KAFKAS TEBEŞİR DAİRESİ
Bertolt Brecht’in 1944
yılında yazdığı ve en uzun oyunu olma özelliğine sahip Kafkas Tebeşir Dairesi’nin
içeriğine değinmeden önce metnin ortaya çıkış süreci üzerinde durmakta fayda var. Brecht, zaten Kafkas Tebeşir Dairesi'nin konusuyla, çok önceden tanışıkmış. Çünkü Çin efsanelerinden
alınmış olan Klabund'un oyunu “Tebeşir Dairesi”, 1924'de Almanya'da yayınlanmış. Brecht, ilk kez
1940'da İsveç'te sürgünde iken “Augsburg
Tebeşir Dairesi”ni yazmış. Memleketi olan bu kentteki olayları başka
zamanlara kaydırmak ve oyun içindeki olay bağlantılarını sağlamak amacıyla 30 Yıl Savaşları'ndaki olayları
kullanmış. Yani her şey Clifford Odets’la tanışmadan evvel başlamış. Yalnızca oyun mekânının Kafkasya olması
Broadway'de kararlaştırılmış. Nedeni ise;
Oyun mekânın seçiminde o dönemin tarihinin
etkisi vardır. Çünkü, Nazi Almanya'sının 2. Dünya Savaşı'nda Sovyetler Birliği'ne
saldırmasının esas hedefi Kafkasya'daki petrol yatakları idi. 2. Dünya Savaşı'nda Sovyetler'in
Nazilerden ilk kurtulan bölgesi Kafkas cephesidir. Savaş haberlerini dikkatle
izleyen Brecht, Kafkasya'nın kurtulmasında Hitler'in faşist diktasının artık sonunun geldiğini umutla
görür. (Kaynak: Kafkas Tebeşir
Dairesi - Brecht’in Bütün Eserleri Cilt 11 – Mitos Boyut Yayınevi) Kısacası Brecht, Bayan Odets'in önerisiyle, bu oyunu "seçmiş" diyebiliriz...
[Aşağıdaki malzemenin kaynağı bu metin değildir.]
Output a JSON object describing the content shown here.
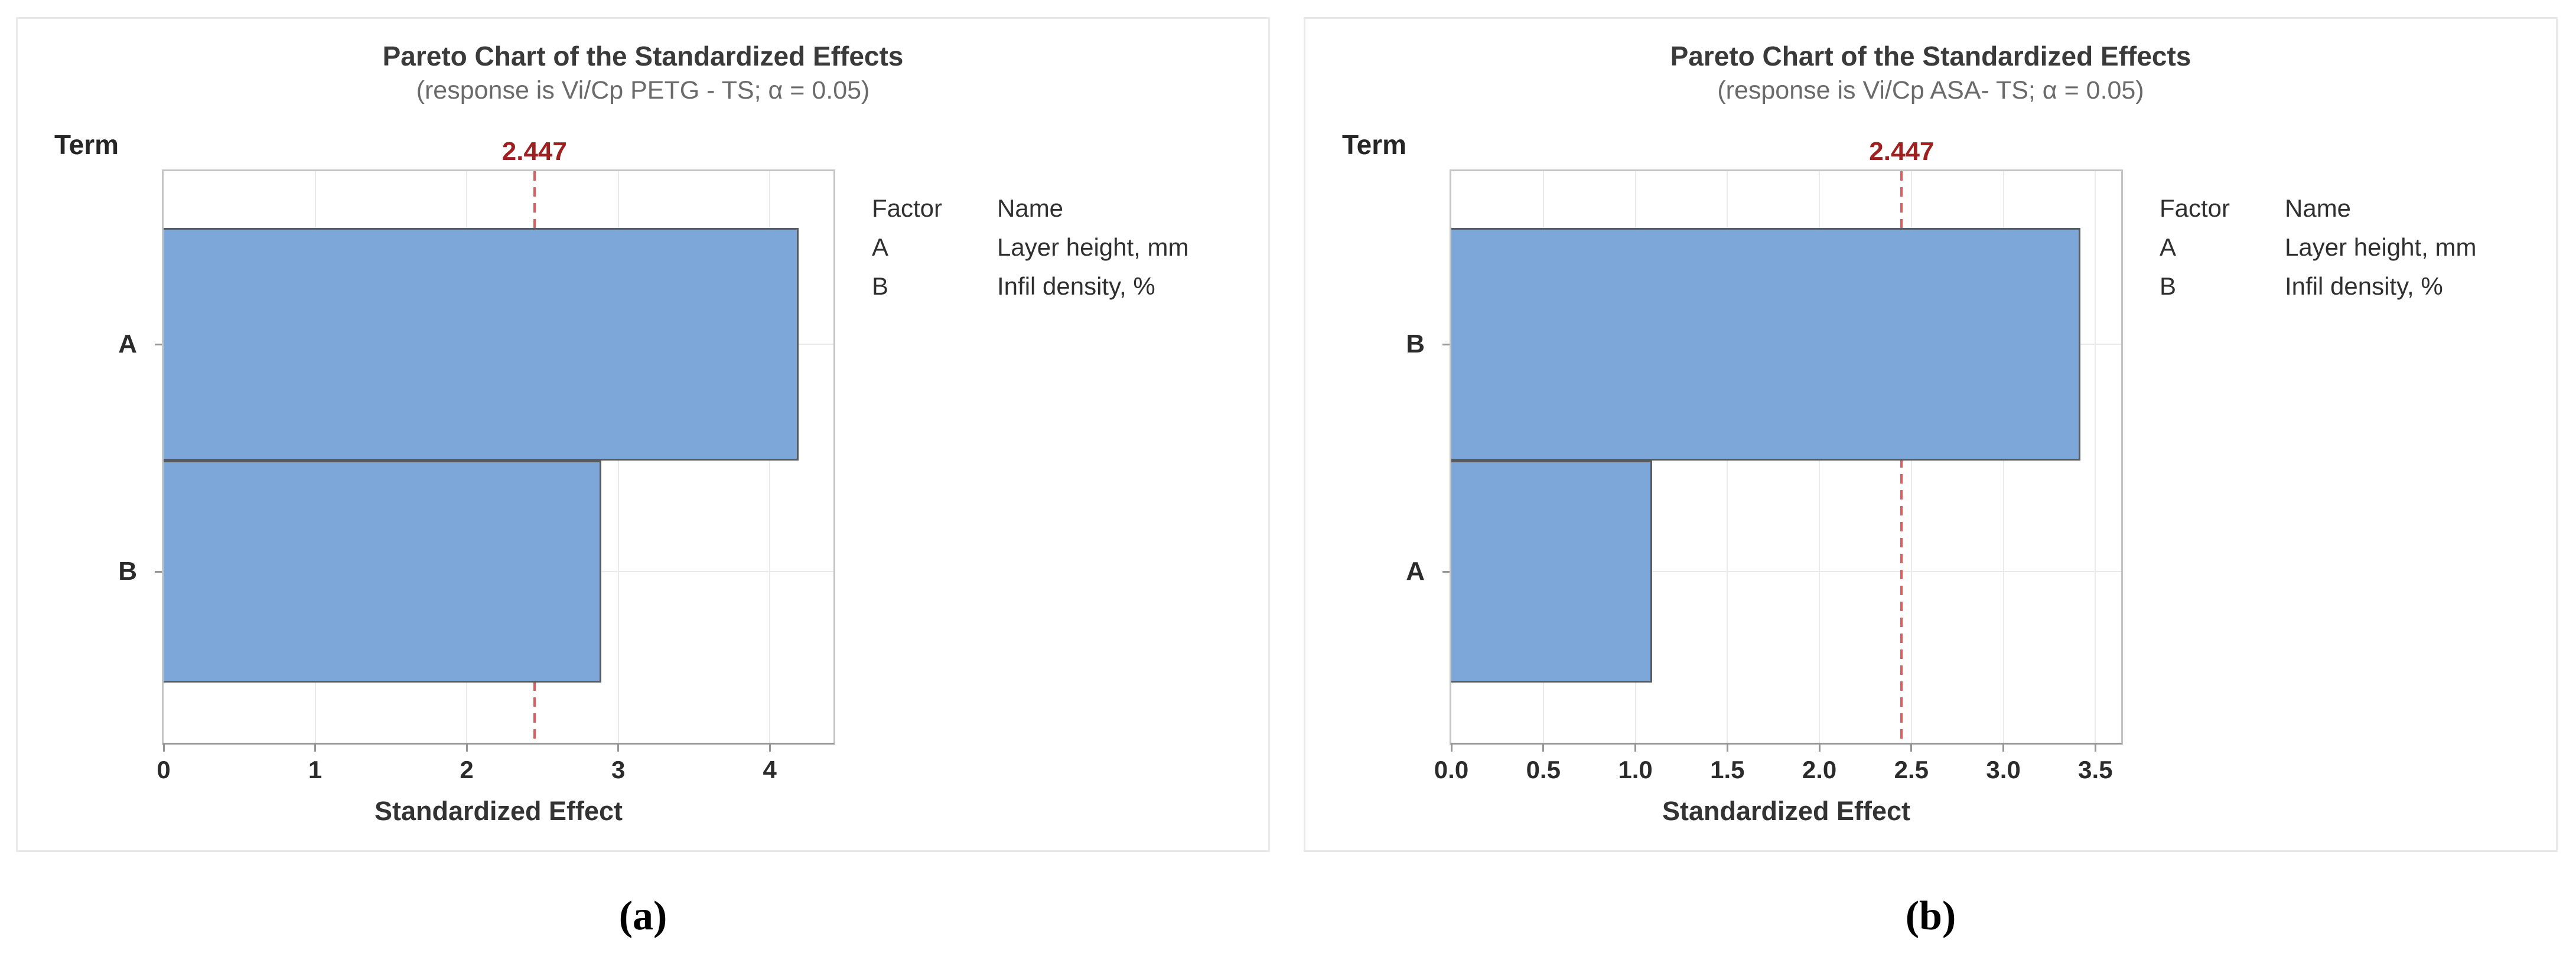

Oyun, 1979’da Dostlar Tiyatrosu, 1997’de İBB Şehir Tiyatroları,
1990’da Bursa, 2007’de ise Erzurum Devlet Tiyatrosu tarafından sahnelenmiş.
Benim ilk izleyişim. İlkin günahı olmaz derler. İzlediğim tarihte 19 Nisan 2014.
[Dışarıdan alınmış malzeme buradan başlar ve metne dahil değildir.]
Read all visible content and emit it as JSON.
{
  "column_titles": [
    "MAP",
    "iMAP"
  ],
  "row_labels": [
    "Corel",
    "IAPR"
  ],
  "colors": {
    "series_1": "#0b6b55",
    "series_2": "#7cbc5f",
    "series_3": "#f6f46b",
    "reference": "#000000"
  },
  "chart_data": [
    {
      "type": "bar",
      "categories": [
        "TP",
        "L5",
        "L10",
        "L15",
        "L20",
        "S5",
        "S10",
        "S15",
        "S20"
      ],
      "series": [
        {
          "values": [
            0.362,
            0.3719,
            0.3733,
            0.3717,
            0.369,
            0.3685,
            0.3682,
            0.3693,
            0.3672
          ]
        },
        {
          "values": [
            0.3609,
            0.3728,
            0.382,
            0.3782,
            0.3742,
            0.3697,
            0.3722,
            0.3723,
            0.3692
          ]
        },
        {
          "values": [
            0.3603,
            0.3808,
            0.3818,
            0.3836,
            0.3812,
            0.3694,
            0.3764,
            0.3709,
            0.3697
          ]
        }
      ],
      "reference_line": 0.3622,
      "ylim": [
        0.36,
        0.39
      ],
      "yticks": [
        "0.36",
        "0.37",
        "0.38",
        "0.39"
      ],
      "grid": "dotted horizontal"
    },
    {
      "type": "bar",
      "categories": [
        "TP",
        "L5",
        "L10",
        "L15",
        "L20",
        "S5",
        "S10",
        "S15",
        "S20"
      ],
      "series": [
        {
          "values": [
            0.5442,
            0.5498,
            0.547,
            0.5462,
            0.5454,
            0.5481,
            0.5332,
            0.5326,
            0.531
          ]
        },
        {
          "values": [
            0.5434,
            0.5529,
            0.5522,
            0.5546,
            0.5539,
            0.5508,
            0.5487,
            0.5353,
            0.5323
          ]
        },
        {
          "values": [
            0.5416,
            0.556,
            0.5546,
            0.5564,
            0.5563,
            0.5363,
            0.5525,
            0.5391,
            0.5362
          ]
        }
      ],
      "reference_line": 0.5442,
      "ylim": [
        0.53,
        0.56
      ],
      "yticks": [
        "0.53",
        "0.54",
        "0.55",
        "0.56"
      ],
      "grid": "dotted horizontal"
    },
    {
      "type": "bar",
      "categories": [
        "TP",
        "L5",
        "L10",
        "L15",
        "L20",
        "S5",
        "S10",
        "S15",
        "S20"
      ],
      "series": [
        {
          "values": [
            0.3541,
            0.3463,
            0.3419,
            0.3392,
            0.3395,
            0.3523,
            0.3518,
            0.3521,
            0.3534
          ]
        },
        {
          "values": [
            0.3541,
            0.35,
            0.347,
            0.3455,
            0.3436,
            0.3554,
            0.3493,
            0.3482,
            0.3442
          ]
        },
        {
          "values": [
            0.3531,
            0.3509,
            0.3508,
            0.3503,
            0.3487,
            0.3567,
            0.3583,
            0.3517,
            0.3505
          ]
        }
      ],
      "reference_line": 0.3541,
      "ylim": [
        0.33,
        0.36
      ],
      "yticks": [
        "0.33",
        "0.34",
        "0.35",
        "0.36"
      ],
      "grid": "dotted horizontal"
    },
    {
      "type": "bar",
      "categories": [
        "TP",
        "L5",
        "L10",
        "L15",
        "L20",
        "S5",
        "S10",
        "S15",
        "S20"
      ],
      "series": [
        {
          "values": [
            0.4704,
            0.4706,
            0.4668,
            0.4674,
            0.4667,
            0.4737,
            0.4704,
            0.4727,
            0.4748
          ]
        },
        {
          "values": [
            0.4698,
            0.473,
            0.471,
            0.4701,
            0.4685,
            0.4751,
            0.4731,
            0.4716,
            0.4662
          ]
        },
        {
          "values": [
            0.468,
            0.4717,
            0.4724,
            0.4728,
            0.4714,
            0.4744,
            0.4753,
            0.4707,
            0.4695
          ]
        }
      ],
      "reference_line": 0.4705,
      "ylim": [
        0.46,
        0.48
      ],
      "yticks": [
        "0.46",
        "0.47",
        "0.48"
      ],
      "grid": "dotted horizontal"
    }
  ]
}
Sezonun son oyunu imiş. Tesadüfe bakın yazı da son yazım. Neyse biz konuya dönelim.
Kafkas Tebeşir Dairesi’nin ana konusu, Çin
Yuan Hanedanlığı döneminde yaşamış olan Li-Çen-Fu’nun Tebeşir
Dairesi oyununa dayanıyor.
Metnin sonu farklı. Daha doğrusu olması gerektiği gibi. Eser, dört bölümden (Ön
Oyun / Gruşa ve Çocuğun Öyküsü / Azdak’ın Öyküsü / Kafkas Tebeşir Dairesi
Sınaması) oluşuyor. İlk iki bölüm birinci, diğer bölümler ise ikinci perdeyi
kapsıyor.
Başından
beri aklıma takılan bir şey var. Oyunun sloganı, “Bir çocuğu doğuran mı annesidir?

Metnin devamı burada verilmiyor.